Matt Kirman

Using Capistrano to deploy PHP (or anything else in a Git repository)

Recently I’ve been looking at a way to ease the path of deploying PHP applications to my servers. I eventually settled on the excellent Ruby tool Capistrano which is very popular with the Rails crowd. Now, I’m aware of the irony of using Ruby to deploy PHP but please bare with me.

All of my code is stored in the Git VCS with a bare repository on the server, which is what you should be doing as well. Once you’ve got used to managing your code with Git over SSH you will never want to go back to FTP again. Seriously, try it.

My work-flow is fairly typical: clone the repository onto my local machine; hack away; commit the changes and push the commit back to the server. The problem arises when it comes to deploying this code - I could either set up a post-update hook in the bare repository to pull the changes into the web root or do it manually.

Using a post-update hook is not ideal. For one, I might not want to trigger a git pull every time I push a commit to the server. Furthermore, how would I go about differentiating between staging and production servers? And manually SSH-ing into the server, changing to the correct directory and running a git pull every time is just too long winded and time consuming.

Instead, I looked at a way to automate the process. I’m quite a fan of Ruby, so I naturally turned to a Ruby solution, Capistrano. Plus the blurb on their home page described the exact tool that I was looking for. That’s some really great copy writing. So, without any hesitation, I quickly ran sudo gem install capistrano and started to have a play around.

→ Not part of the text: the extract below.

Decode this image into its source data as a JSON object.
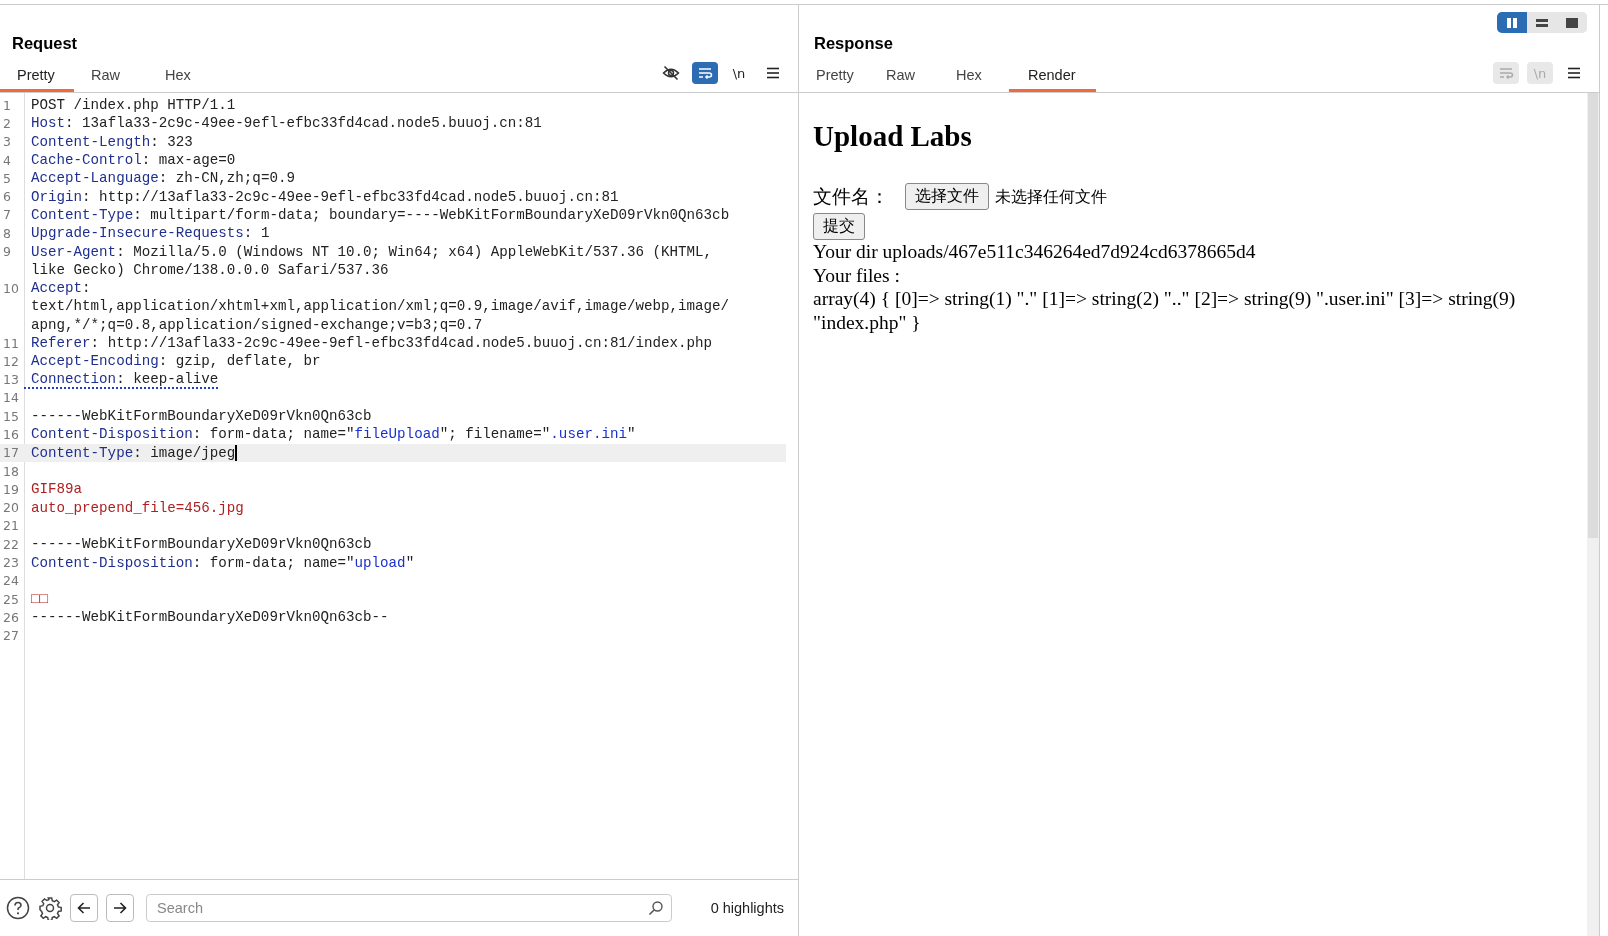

The first thing you want to do is to create a capfile in the root of your web application. This is to capistrano as a rakefile is to rake and a makefile is to make. Once you’ve got your capfile you can run cap -T to see a list of your Capistrano recipes. By default Capistrano includes the invoke and shell recipes. I’m not going to explain what these do as they are documented well enough elsewhere.

The next thing you want to do is to create your deploy namespace:

set :web_directory, "the deployed file location"
set :branch, "origin/master"

role :server, "your server address"

namespace :deploy do
    desc "Updates the code on the server"
    task :default, :roles => :server, :except => { :no_release => true } do
        run [ "cd #{web_directory}",
              "git fetch origin",
              "git reset --hard #{branch}" ].join("; ")
    end

    desc "Rollback a single commit on the server"
    task :rollback, :roles => :server, :except => { :no_release => true } do
        set :branch, "HEAD^",
        default
    end
end

Then once you decide that your code is at the right point to be deployed to your web server, simply call cap deploy. That’s it! No more messing around with Git commands on a remote server.

This isn’t an ideal configuration, obviously there ought to be a way to decide which branch/tag is checked out. But, as a 2 minute fix, this’ll do for now.